Come on, halfway line, just leave em in theer. Come on, like he'd shouted every Sunday morning that season.
He slowed to a walk. Two police in hi-vis jackets kept pace in the corner of his vision. He wondered if they were the ones who'd turned up for Andre.
A few hours of Rob's timetable every week involved supporting pupils who needed extra help in their lessons.
He hated it. It was like sitting in there as an extra kid on a chair that was too small. If the class caused a problem he was
always unsure whether to get involved with telling kids off or helping the teacher â and he always ended up in classes where there was bound to be a problem. There was meant to be training for this sort of thing.
Today, he was in Miss Pale's RE lesson looking after Chelsey. Miss Pale was a young, blonde teacher who looked like Princess Diana.
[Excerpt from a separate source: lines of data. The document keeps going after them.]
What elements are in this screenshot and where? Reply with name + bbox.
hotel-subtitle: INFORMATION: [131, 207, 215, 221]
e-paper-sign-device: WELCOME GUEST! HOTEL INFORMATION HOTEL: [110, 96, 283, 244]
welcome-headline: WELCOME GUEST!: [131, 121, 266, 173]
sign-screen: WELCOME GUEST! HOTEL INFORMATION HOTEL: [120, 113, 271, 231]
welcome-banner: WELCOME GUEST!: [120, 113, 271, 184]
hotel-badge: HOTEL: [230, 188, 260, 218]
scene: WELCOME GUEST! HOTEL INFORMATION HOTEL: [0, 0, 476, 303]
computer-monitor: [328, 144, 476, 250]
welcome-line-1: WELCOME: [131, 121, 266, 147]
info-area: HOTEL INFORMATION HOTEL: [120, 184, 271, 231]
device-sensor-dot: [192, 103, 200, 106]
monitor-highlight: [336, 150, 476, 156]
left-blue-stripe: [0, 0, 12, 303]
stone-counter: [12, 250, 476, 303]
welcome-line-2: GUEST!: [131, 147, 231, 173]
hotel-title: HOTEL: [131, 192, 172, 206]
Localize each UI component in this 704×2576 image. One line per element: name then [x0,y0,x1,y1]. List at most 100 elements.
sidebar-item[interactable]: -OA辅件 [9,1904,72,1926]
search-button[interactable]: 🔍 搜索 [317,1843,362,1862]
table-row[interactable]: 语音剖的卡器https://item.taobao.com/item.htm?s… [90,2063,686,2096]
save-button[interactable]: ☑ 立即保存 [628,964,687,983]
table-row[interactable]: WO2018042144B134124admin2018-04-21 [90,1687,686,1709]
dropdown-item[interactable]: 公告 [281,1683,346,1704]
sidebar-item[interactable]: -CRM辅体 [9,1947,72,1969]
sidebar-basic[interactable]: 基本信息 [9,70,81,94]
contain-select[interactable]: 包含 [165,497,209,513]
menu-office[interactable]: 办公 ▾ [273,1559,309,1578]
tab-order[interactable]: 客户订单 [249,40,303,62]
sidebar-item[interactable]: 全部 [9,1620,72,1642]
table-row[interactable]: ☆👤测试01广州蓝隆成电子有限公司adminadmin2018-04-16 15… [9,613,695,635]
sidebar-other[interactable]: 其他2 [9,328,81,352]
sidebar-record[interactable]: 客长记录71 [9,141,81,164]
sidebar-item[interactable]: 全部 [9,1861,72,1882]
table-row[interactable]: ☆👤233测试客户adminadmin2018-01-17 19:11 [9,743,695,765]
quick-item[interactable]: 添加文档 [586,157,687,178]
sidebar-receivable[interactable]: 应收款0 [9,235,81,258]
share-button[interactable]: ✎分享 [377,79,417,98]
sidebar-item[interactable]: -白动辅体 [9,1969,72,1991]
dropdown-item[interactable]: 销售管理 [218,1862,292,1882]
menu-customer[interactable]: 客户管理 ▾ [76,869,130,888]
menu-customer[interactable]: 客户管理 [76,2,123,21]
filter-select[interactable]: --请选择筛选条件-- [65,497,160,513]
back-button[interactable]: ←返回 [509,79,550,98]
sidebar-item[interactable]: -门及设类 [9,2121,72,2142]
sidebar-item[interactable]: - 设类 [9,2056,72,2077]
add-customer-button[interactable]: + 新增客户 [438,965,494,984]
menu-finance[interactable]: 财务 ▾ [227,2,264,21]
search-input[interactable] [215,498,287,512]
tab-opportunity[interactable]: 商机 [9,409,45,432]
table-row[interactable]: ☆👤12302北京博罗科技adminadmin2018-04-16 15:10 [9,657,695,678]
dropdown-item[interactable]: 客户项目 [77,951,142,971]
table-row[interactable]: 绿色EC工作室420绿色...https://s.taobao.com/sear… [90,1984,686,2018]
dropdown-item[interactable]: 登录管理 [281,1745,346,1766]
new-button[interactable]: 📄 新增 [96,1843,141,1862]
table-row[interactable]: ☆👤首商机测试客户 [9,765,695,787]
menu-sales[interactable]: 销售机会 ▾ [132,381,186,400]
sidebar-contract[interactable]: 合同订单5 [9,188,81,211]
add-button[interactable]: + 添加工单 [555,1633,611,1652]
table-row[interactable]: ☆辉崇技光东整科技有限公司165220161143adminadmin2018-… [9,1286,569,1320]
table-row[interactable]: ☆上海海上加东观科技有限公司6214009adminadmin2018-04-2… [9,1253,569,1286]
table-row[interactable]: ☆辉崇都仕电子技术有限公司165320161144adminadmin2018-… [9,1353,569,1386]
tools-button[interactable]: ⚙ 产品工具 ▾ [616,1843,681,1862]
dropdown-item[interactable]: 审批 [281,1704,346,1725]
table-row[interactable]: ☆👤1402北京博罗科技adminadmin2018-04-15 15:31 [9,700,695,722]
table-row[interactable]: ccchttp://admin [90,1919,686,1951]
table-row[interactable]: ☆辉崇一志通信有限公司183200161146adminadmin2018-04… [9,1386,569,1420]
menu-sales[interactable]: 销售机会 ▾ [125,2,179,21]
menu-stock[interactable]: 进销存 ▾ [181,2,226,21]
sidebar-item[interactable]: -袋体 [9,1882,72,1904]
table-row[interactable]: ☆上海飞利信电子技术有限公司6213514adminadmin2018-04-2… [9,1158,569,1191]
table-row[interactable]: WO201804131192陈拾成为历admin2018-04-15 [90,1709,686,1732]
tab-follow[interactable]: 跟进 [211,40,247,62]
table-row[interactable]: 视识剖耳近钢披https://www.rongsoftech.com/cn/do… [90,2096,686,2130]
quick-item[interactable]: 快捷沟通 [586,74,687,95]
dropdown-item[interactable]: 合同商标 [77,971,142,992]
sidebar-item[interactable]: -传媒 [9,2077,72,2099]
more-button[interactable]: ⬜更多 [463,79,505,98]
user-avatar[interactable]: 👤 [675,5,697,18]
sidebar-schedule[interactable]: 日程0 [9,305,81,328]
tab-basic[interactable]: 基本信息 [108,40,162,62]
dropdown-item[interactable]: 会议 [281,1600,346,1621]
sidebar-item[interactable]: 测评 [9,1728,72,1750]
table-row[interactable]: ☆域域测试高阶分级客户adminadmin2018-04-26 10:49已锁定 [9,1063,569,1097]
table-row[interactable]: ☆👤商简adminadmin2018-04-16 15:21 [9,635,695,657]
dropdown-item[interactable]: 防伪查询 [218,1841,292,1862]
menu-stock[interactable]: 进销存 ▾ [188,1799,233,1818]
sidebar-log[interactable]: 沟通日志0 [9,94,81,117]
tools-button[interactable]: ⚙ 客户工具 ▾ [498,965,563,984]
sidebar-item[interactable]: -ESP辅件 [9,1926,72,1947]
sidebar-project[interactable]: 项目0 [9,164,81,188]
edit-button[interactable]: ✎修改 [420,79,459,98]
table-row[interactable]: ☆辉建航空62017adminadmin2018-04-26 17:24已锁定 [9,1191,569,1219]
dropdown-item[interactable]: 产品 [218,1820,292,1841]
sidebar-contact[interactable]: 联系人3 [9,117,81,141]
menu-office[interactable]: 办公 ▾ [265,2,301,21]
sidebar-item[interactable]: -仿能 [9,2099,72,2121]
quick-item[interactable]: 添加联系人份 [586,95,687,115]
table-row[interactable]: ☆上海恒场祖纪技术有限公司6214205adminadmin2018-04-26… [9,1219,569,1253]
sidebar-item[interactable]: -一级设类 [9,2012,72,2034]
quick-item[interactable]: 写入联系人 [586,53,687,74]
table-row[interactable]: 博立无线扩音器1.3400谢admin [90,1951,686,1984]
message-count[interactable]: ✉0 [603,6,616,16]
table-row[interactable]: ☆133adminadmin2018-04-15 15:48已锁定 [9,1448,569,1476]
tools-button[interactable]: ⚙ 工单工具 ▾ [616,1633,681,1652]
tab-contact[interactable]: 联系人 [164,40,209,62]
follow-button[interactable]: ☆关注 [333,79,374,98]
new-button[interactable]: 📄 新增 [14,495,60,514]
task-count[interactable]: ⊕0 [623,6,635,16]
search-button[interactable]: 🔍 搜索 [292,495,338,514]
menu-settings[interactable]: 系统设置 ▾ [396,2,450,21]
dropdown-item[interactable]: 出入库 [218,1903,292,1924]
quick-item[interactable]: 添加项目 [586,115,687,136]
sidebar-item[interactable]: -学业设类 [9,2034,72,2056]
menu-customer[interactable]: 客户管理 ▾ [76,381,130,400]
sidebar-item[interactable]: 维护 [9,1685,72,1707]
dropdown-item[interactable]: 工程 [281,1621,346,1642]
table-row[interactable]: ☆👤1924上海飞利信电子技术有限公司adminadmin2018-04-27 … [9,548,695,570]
When she'd arrived at Cinderheath a year ago he'd tried to be friendly towards her; partly to chat her up, but partly because Cinderheath was a difficult place to come to if you were a new teacher or you weren't from the area. He'd bought her a vodka and cranberry at the Wetherspoon's. When she'd told him she grew up in the Cotswolds he'd started to tell her something about driving his nan down to Bourton-on-the-Water on a bank holiday and she'd said she didn't understand what he was saying, then gone, Oh, your grandmother, and laughed and said how as a teenager she and her friends spent bank holiday afternoons laughing at townie families come to gawp. She told him that the reality had been loads of cider and spliffs and shagging their way through the fields and river banks and pretty cottages of picture-postcard England. He couldn't tell if she was taking the piss or flirting. He didn't like it, whatever she was doing. He'd felt like asking if she knew who he was. Who he used to be, anyway. Now he'd decided that he didn't like her accent or the way she looked at him or the kids or the neat little registers she kept or those league tables of marks she had that always had the kids he worked with at the bottom. Or the way she looked these days, exhausted, as if she'd just come from a shift at the old Cinderheath works.